Einerseits soll das soziale Bonitätssystems Anreize für regelkonformes Verhalten setzen. Im Bereich der Zwangsvollstreckung zeigt sich dies in Maßnahmen, die Schuldner*innen durch gesellschaftlichen Druck, nach dem Prinzip des „naming and shaming“, zur Erfüllung titulierter Ansprüche anhalten – etwa durch die vom Obersten Volksgericht veröffentlichte Namenliste kreditunwürdiger Schuldner*innen oder durch Konsumbeschränkungen. Das Sozialkreditsystem hat sich seit Einführung erheblich weiterentwickelt und konzentriert sich auf eine stärkere Zentralisierung und strengere Vorgaben für Unternehmen.
Andererseits setzt der chinesische Gesetzgeber auf die kollektive Durchsetzung zivilrechtlicher Ansprüche und damit auf ein Thema, das auch in der internationalen Rechtsdiskussion zunehmend an Bedeutung gewonnen hat. Instrumente wie Sammelklagen und Verbandsklagen werden dabei nur vorsichtig erprobt und mit einem staatlichen Kontrollelement, dem subsidiären Klagerecht der Volksstaatsanwaltschaft, versehen.

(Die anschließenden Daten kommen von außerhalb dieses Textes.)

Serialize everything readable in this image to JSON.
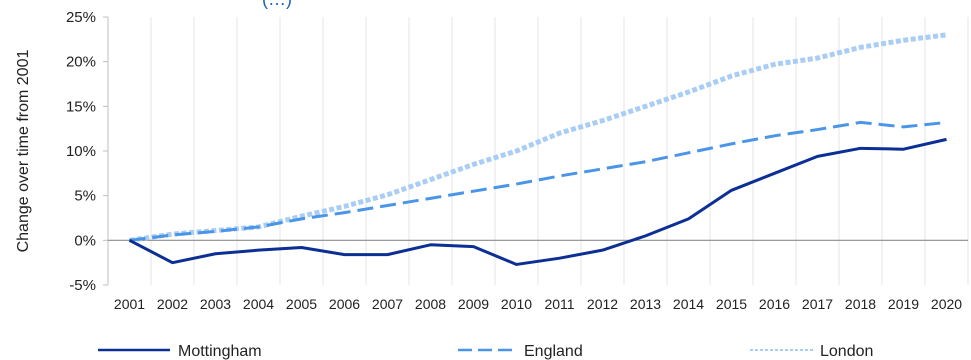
{
  "chart_data": {
    "type": "line",
    "title_fragment": "(…)",
    "ylabel": "Change over  time from 2001",
    "xlabel": "",
    "ylim": [
      -5,
      25
    ],
    "y_ticks": [
      -5,
      0,
      5,
      10,
      15,
      20,
      25
    ],
    "y_tick_suffix": "%",
    "x": [
      "2001",
      "2002",
      "2003",
      "2004",
      "2005",
      "2006",
      "2007",
      "2008",
      "2009",
      "2010",
      "2011",
      "2012",
      "2013",
      "2014",
      "2015",
      "2016",
      "2017",
      "2018",
      "2019",
      "2020"
    ],
    "grid": "vertical",
    "legend_position": "bottom",
    "series": [
      {
        "name": "Mottingham",
        "color": "#0b2f94",
        "style": "solid",
        "values": [
          0,
          -2.5,
          -1.5,
          -1.1,
          -0.8,
          -1.6,
          -1.6,
          -0.5,
          -0.7,
          -2.7,
          -2.0,
          -1.1,
          0.5,
          2.4,
          5.6,
          7.5,
          9.4,
          10.3,
          10.2,
          11.3
        ]
      },
      {
        "name": "England",
        "color": "#4b95e8",
        "style": "dashed",
        "values": [
          0,
          0.6,
          1.0,
          1.5,
          2.4,
          3.1,
          3.9,
          4.7,
          5.5,
          6.3,
          7.2,
          8.0,
          8.8,
          9.8,
          10.8,
          11.7,
          12.4,
          13.2,
          12.7,
          13.2
        ]
      },
      {
        "name": "London",
        "color": "#a9cdf5",
        "style": "dotted",
        "values": [
          0,
          0.7,
          1.1,
          1.5,
          2.7,
          3.8,
          5.1,
          6.8,
          8.5,
          10.0,
          12.0,
          13.4,
          15.0,
          16.6,
          18.4,
          19.7,
          20.4,
          21.6,
          22.4,
          23.0
        ]
      }
    ]
  }
}
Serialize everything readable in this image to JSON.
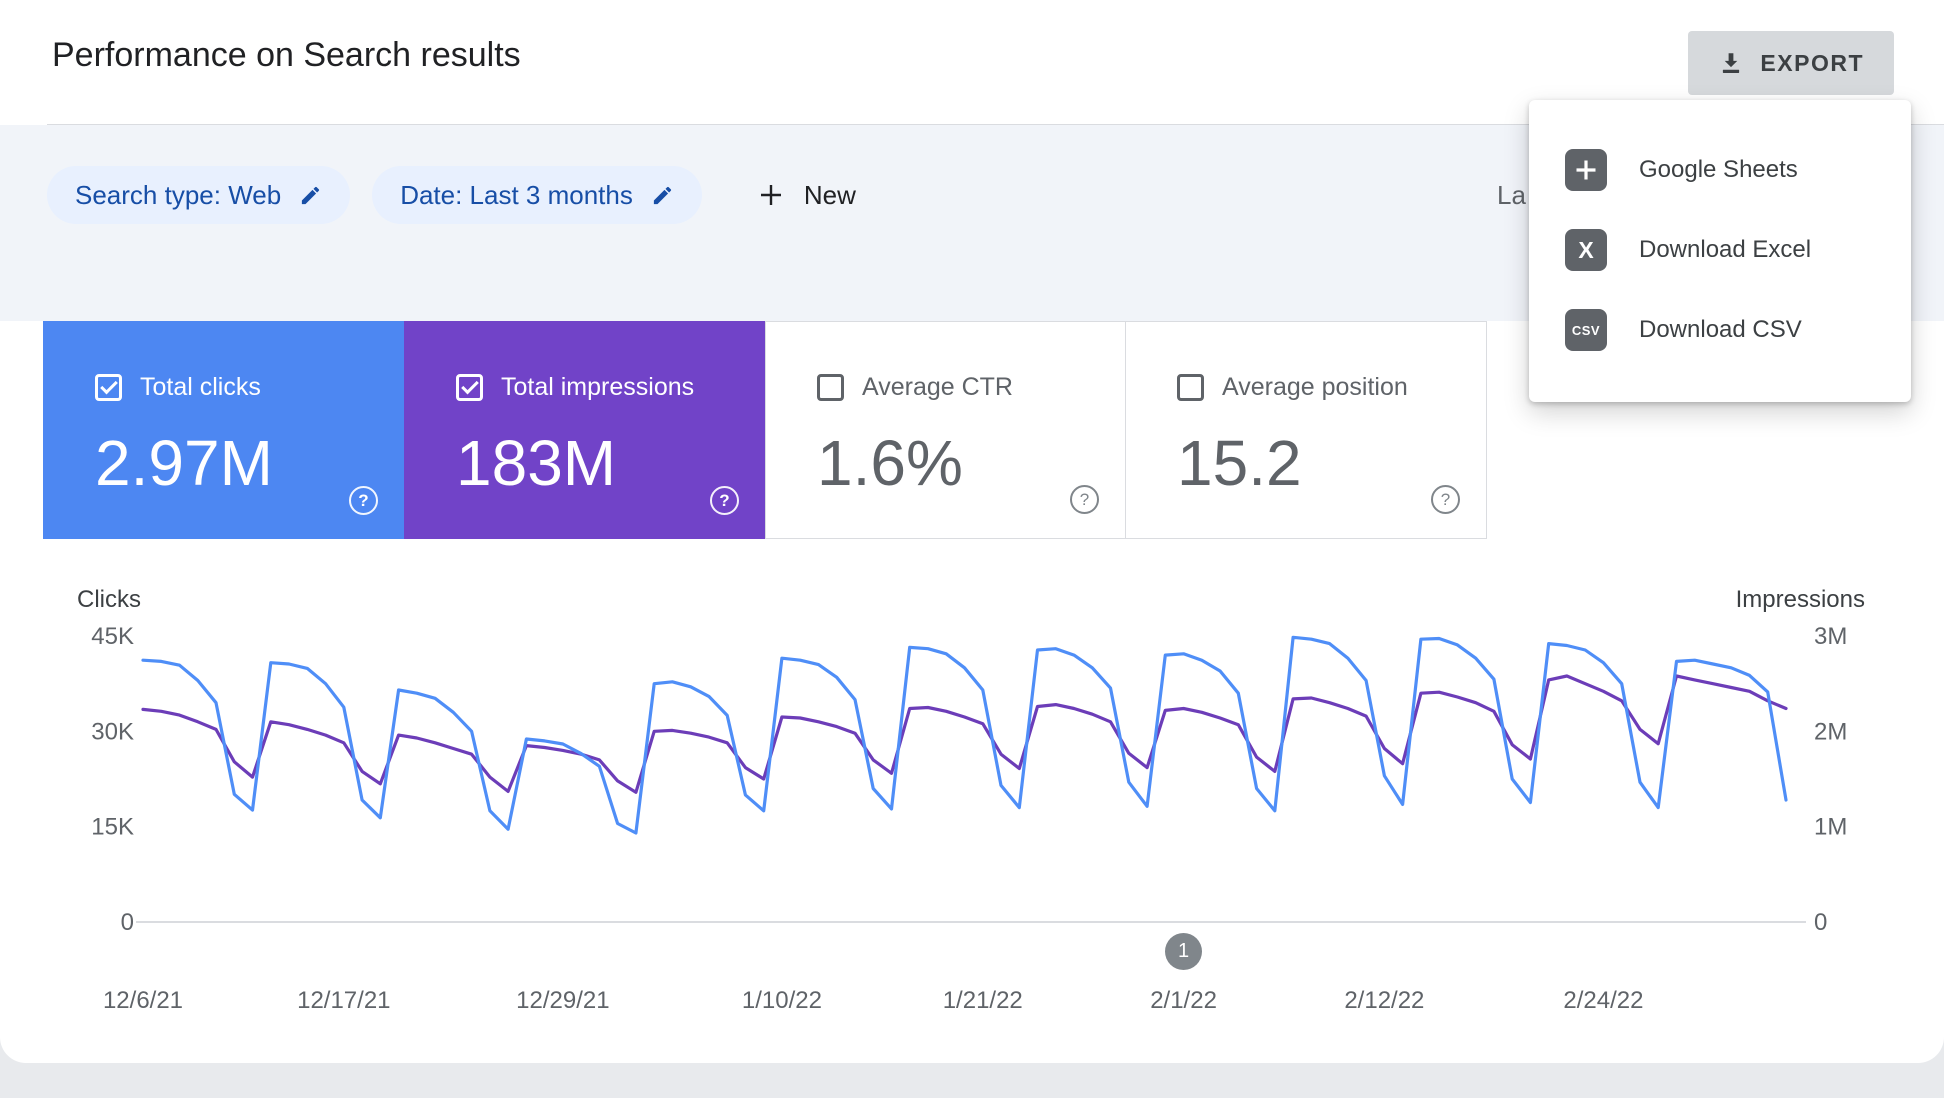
{
  "page": {
    "title": "Performance on Search results",
    "background": "#e8eaed",
    "surface": "#ffffff"
  },
  "toolbar": {
    "export_label": "EXPORT"
  },
  "export_menu": {
    "items": [
      {
        "label": "Google Sheets",
        "icon": "google-sheets-icon",
        "icon_text": ""
      },
      {
        "label": "Download Excel",
        "icon": "excel-icon",
        "icon_text": "X"
      },
      {
        "label": "Download CSV",
        "icon": "csv-icon",
        "icon_text": "CSV"
      }
    ]
  },
  "filters": {
    "search_type": "Search type: Web",
    "date_range": "Date: Last 3 months",
    "new_label": "New",
    "clipped_text": "La"
  },
  "metric_cards": [
    {
      "label": "Total clicks",
      "value": "2.97M",
      "checked": true,
      "color": "#4d87f2"
    },
    {
      "label": "Total impressions",
      "value": "183M",
      "checked": true,
      "color": "#7143c8"
    },
    {
      "label": "Average CTR",
      "value": "1.6%",
      "checked": false,
      "color": "#ffffff"
    },
    {
      "label": "Average position",
      "value": "15.2",
      "checked": false,
      "color": "#ffffff"
    }
  ],
  "pagination": {
    "page": "1",
    "day": 57
  },
  "chart_data": {
    "type": "line",
    "legend_position": "none",
    "grid": false,
    "total_days": 90,
    "left_axis": {
      "label": "Clicks",
      "ticks": [
        "45K",
        "30K",
        "15K",
        "0"
      ],
      "max": 45,
      "unit": "thousands"
    },
    "right_axis": {
      "label": "Impressions",
      "ticks": [
        "3M",
        "2M",
        "1M",
        "0"
      ],
      "max": 3,
      "unit": "millions"
    },
    "ticks": [
      {
        "label": "12/6/21",
        "day": 0
      },
      {
        "label": "12/17/21",
        "day": 11
      },
      {
        "label": "12/29/21",
        "day": 23
      },
      {
        "label": "1/10/22",
        "day": 35
      },
      {
        "label": "1/21/22",
        "day": 46
      },
      {
        "label": "2/1/22",
        "day": 57
      },
      {
        "label": "2/12/22",
        "day": 68
      },
      {
        "label": "2/24/22",
        "day": 80
      }
    ],
    "series": [
      {
        "name": "Clicks",
        "axis": "left",
        "color": "#4f8ef7",
        "unit": "thousands",
        "values": [
          41.2,
          41.0,
          40.4,
          38.0,
          34.5,
          20.1,
          17.6,
          40.8,
          40.6,
          39.9,
          37.5,
          33.8,
          19.2,
          16.4,
          36.5,
          36.0,
          35.2,
          33.0,
          30.0,
          17.5,
          14.6,
          28.8,
          28.5,
          28.0,
          26.5,
          24.5,
          15.5,
          14.0,
          37.5,
          37.8,
          37.0,
          35.5,
          32.5,
          20.0,
          17.5,
          41.5,
          41.2,
          40.5,
          38.5,
          35.0,
          21.0,
          17.8,
          43.2,
          43.0,
          42.2,
          40.0,
          36.5,
          21.5,
          18.0,
          42.8,
          43.0,
          42.0,
          40.0,
          36.8,
          22.0,
          18.2,
          42.0,
          42.2,
          41.2,
          39.5,
          36.0,
          21.0,
          17.5,
          44.8,
          44.5,
          43.8,
          41.5,
          38.0,
          23.0,
          18.5,
          44.5,
          44.6,
          43.6,
          41.5,
          38.2,
          22.5,
          18.8,
          43.8,
          43.5,
          42.8,
          40.8,
          37.5,
          22.0,
          18.0,
          41.0,
          41.2,
          40.6,
          40.0,
          38.8,
          36.2,
          19.2
        ]
      },
      {
        "name": "Impressions",
        "axis": "right",
        "color": "#6c3db8",
        "unit": "millions",
        "values": [
          2.23,
          2.21,
          2.17,
          2.1,
          2.02,
          1.68,
          1.52,
          2.1,
          2.07,
          2.02,
          1.96,
          1.88,
          1.58,
          1.45,
          1.96,
          1.93,
          1.88,
          1.82,
          1.76,
          1.52,
          1.37,
          1.85,
          1.83,
          1.8,
          1.76,
          1.7,
          1.48,
          1.36,
          2.0,
          2.01,
          1.98,
          1.94,
          1.88,
          1.62,
          1.5,
          2.15,
          2.14,
          2.1,
          2.05,
          1.98,
          1.7,
          1.56,
          2.24,
          2.25,
          2.21,
          2.15,
          2.08,
          1.76,
          1.61,
          2.26,
          2.28,
          2.24,
          2.18,
          2.1,
          1.77,
          1.62,
          2.22,
          2.24,
          2.2,
          2.14,
          2.07,
          1.73,
          1.58,
          2.34,
          2.35,
          2.3,
          2.24,
          2.16,
          1.82,
          1.66,
          2.4,
          2.41,
          2.36,
          2.3,
          2.21,
          1.86,
          1.71,
          2.54,
          2.58,
          2.5,
          2.42,
          2.32,
          2.02,
          1.87,
          2.58,
          2.54,
          2.5,
          2.46,
          2.42,
          2.32,
          2.24
        ]
      }
    ]
  }
}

Vor diesem Hintergrund stellen sich folgende Fragen:
- Gelingt China der Ausgleich zwischen effektiver Zwangsvollstreckung und dem Schutz der Schuldner*innen?
- Welche Rolle verbleibt den Gerichten in einem System, das zunehmend auf außergerichtliche Steuerungsinstrumente setzt?
- Welche Bedeutung kann einer privaten Rechtsdurchsetzung im Sozialismus chinesischer Prägung zukommen?